Why We Need to Screen All Adult Patients for Addiction and Drug Abuse
Researchers' best guess is that roughly 1 in 10 Americans misuse drugs. Although that doesn't mean 10% of the population is addicted, it does mean that we can do more to prevents misuse, drug dependency, and addiction. A U.S. Preventive Services Task Force recommends that doctors ask every adult patient about both prescription and street drug use whenever possible. This national panel of experts is appointed by the Federal Department of Health and Human Services suggested that medical professionals screen every single adult patient to combat the rise of substance abuse and drug addiction in the US.
This recommendation is intended to reach primary care physicians to ensure that adult patients are using prescriptions and medication properly, hopefully helping to reduce the alarming rates of addiction, overdose, and death related to opioids including pain pills, heroin, and fentanyl. Although not required by law or medical statute, the recommendations by the Task Force are important. Any services the Task Force officially recommends are required to be covered by insurance with minimal co-pay. Likely since these screenings should occur by primary care physicians during every adult patient visit, the incremental cost will be minimal.
These new recommendations are a far cry from just one decade ago when the same Task Force essentially felt that it didn't have enough evidence to prove that universal adult screenings would actually help stem drug addiction or misuse. The change of opinion may be based in several new studies that link conversations or questionnaires from physicians with lower drug use and abuse. The evidence of the benefits of screening for pregnant patients is overwhelming where reporting on use or misuse of addictive substances often results in pregnant patients seeking help and finding sobriety. Moving from research into implementation, especially on a national scale, includes countless challenges, though, and it is not clear what the expected timeline for implementation will look like.
Because those in active addiction are generally easier to identify, the main goal is to help patients who are starting to abuse or misuse substances identify and correct the problem before falling into the throes of addiction. If we can intervene and provide care earlier, a certain segment of patients could avoid the viscous cycle of addiction, drug rehab, and relapse, hopefully ending with long-term sobriety.

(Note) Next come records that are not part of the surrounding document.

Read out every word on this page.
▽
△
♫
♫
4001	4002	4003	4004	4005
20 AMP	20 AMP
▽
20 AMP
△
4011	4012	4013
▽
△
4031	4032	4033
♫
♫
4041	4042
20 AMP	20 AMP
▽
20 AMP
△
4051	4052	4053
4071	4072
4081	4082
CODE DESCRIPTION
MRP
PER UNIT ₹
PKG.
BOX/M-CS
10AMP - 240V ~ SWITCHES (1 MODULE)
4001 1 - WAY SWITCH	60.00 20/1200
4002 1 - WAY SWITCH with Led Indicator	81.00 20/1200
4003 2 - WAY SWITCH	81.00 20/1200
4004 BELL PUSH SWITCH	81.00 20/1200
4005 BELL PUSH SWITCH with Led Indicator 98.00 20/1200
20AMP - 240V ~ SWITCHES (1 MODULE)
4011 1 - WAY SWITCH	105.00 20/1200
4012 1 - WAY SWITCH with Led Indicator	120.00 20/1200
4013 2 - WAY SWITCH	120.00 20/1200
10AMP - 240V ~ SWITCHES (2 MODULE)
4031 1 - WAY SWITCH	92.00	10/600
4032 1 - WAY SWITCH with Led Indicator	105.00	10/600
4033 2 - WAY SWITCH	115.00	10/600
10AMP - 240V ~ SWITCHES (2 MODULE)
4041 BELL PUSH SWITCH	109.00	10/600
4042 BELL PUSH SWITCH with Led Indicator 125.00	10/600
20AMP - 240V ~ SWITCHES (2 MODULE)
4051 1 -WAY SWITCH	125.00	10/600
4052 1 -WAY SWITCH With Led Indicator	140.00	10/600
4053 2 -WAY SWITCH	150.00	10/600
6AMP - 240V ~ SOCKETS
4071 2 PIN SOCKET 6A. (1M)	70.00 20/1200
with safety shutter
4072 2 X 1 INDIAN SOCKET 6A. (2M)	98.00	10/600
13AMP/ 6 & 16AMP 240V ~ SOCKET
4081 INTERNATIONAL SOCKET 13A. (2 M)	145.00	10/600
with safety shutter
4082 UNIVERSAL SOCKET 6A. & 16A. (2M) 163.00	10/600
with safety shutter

Further, if doctors stop at the screening, it is unlikely that we will see a statistical improvement. Patients who are identified to be at risk or already in active addiction have to be referred to effective drug rehab programs or outpatient addiction treatment clinics.
This type of screening would also be helpful for those who receive various medications from different medical specialists. Think of an aging person who gets an anti-inflammatory from their rheumatologist, blood pressure medication from their cardiologist, and painkillers from their pain management physician. Screening to this degree should help all three physicians to understand how the various medications react and ensure that the patient is not being treated by each provider in a vacuum.